Former Australian Prime Minister Tony Abbott on Monday said that as the Prime Minister, he was very pleased to begin to the rehabilitation of Quadrilateral security dialogue.
"As the Prime Minister, I was very pleased to begin the rehabilitation of Quadrilateral security dialogue that had been scuttled by my predecessor in 2008. I did that by deepening cooperation with Japan and especially by renewing the nuclear understanding between India and Australia," he said while addressing the "Vision For Free & Open Indo-Pacific."
"To be effective, a security dialogue should be based on something more than the common commitment to rules-based global order and common anxiety about the challenges to it," he added.
The former Prime Minister said, "a partnership between two democracies such as India and Australia should be easier to build than one between Australia and one-party communist state like China."
Abbott recalled that during his tenure as the Prime Minister of the country, China formally upgraded its relations with Australia to strategic comprehensive partnership and highlighted that Australia did not finalise the extradition treaty.
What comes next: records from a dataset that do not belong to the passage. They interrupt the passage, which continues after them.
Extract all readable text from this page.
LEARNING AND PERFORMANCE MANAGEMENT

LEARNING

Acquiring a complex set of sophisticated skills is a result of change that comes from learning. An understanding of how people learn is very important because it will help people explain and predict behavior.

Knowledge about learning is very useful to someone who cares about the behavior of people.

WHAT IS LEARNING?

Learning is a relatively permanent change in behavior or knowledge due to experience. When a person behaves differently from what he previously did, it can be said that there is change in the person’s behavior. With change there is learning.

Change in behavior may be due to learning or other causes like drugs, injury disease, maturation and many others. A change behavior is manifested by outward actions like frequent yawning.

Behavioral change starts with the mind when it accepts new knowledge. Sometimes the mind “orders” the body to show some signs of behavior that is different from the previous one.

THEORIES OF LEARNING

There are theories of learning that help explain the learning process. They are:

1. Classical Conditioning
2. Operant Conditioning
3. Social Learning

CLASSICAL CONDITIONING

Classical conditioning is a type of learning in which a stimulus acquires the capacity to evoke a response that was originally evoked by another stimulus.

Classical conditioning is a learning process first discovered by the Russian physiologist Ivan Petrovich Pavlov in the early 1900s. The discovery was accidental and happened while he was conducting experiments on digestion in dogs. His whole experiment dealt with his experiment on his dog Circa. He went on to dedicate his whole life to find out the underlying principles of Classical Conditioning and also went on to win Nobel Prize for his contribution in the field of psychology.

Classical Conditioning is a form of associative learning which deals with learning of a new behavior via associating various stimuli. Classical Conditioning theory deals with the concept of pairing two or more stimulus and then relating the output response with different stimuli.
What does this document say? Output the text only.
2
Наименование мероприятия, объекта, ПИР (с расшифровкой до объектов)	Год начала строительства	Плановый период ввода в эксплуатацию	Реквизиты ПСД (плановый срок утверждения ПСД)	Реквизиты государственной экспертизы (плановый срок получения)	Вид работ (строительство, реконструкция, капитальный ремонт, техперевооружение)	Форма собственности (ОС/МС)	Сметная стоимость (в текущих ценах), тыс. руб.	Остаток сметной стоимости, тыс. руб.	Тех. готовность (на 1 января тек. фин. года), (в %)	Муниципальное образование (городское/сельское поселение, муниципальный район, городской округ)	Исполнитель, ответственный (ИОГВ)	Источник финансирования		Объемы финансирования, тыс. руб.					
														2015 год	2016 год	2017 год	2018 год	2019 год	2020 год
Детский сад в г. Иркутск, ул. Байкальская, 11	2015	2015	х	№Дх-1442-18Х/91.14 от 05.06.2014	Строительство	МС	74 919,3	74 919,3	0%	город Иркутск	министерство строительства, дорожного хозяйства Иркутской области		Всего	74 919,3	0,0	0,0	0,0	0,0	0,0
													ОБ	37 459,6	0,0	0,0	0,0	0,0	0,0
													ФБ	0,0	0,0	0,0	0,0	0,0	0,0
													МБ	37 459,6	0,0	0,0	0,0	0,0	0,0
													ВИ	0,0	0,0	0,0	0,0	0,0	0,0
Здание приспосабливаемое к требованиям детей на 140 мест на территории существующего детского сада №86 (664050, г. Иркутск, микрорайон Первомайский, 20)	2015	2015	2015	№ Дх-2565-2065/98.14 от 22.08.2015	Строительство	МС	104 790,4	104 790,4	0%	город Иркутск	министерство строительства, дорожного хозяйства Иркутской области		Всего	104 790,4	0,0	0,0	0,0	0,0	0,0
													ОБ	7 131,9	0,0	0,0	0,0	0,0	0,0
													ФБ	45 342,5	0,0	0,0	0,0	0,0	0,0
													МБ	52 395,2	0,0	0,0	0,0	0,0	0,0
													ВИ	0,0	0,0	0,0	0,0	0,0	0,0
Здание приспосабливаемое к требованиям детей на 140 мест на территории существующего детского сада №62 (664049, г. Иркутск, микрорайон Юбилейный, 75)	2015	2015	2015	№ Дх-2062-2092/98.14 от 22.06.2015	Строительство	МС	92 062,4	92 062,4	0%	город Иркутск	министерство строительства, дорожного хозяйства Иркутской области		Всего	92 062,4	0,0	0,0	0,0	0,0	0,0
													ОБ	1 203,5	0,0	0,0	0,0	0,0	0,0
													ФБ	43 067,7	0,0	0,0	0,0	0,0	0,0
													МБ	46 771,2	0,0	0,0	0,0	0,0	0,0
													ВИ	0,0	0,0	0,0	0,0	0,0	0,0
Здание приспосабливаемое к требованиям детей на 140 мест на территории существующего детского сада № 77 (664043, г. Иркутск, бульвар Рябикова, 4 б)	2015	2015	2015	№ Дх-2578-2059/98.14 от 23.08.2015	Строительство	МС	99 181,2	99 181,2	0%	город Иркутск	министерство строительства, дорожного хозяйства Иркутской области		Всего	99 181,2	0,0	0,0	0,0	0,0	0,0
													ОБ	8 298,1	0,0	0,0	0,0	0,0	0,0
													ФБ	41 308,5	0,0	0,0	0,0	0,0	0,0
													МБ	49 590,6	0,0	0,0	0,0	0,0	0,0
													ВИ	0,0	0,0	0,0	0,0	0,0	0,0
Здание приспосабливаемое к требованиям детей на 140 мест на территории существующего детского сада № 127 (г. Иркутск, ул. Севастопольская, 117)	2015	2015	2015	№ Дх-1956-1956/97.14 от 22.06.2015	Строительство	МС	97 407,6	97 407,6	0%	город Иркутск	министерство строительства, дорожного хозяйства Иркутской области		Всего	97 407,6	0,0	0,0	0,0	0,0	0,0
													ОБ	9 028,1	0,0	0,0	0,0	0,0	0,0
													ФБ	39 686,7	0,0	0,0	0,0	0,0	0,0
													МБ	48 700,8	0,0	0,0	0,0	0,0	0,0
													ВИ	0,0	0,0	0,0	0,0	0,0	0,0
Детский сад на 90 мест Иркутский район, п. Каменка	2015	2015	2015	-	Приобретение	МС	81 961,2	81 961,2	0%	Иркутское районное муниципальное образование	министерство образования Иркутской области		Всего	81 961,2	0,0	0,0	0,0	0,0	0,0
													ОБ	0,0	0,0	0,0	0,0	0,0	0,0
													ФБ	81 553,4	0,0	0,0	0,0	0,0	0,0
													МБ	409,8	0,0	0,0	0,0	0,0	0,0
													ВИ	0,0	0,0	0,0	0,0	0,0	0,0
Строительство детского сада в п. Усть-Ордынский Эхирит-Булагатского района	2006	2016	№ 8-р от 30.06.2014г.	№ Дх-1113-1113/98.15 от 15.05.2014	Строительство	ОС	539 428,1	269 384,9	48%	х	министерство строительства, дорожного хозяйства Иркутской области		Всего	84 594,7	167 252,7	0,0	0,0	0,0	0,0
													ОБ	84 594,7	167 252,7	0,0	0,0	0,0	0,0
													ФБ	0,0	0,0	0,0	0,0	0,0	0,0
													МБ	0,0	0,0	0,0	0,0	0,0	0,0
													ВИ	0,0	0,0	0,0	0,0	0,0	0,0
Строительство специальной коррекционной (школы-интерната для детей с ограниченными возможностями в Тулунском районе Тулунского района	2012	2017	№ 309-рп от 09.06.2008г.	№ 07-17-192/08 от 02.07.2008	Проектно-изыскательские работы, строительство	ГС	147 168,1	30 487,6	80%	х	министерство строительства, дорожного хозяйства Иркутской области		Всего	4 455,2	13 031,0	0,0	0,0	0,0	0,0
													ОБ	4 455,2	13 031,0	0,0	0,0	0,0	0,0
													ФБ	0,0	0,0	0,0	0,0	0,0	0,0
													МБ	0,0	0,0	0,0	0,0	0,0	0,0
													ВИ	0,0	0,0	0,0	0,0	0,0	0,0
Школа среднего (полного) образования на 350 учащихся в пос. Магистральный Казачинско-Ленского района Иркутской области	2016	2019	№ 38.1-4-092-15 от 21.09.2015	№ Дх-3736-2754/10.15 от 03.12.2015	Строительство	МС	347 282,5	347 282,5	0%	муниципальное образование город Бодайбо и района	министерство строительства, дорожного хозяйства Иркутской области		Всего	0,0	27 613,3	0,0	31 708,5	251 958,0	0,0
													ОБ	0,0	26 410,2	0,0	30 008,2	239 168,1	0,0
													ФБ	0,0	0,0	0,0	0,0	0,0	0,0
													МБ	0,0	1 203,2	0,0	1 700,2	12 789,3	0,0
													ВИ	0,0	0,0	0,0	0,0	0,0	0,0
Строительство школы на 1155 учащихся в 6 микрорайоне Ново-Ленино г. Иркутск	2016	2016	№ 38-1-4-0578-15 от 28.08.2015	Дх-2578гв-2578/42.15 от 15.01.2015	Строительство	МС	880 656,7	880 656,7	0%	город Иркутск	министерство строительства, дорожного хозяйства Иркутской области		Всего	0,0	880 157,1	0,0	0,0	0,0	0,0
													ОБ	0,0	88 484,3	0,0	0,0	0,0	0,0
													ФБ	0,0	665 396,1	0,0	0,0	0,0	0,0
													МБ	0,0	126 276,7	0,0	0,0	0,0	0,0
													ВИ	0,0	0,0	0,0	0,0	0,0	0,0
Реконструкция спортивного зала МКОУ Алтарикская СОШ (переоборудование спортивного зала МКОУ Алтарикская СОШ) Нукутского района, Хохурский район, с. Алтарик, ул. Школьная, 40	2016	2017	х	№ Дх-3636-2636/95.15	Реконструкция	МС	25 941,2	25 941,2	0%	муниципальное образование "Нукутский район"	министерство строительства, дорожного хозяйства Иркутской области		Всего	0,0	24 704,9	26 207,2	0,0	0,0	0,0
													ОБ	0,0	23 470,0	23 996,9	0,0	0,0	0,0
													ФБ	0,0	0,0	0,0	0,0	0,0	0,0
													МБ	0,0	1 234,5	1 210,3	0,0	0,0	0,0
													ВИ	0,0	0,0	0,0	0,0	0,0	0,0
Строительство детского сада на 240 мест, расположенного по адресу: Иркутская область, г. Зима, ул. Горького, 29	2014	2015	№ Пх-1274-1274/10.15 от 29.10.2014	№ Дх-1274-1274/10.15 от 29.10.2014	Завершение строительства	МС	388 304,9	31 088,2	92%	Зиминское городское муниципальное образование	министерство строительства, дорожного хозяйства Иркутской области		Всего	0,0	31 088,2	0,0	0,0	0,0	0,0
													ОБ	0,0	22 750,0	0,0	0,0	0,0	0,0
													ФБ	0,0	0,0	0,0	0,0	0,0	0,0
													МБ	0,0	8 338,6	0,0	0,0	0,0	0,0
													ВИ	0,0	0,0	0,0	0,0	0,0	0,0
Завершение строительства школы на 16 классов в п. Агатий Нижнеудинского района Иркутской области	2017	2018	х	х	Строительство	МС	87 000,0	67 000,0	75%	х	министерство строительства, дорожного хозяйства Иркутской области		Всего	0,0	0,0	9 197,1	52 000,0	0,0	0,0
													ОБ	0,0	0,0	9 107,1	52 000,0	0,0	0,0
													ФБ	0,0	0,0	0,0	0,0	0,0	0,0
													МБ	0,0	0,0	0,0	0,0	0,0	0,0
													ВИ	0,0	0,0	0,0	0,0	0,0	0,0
"We flew military aircraft through China's unilaterally declared air defence zone over disputed islands. Often glossed over reality is that its hard for Australia to be a meaningful strategic partner to a country that thinks it can bully its neighbours on the basis on conflicting territorial claims," he said.
Later while talking to ANI, the former Australian Prime Minister India has come a long way from being introspective to having its voice heard much widely on the world stage today under Prime Minister Narendra Modi's leadership.
"I think it is a long time since India has been effective on the world stage as it currently is under Prime Minister Narendra Modi. I think for a long time India was introspective. Yes, it was colossal of the subcontinent, but beyond its own region, India tended to take a pretty low key approach to things," Abbott said.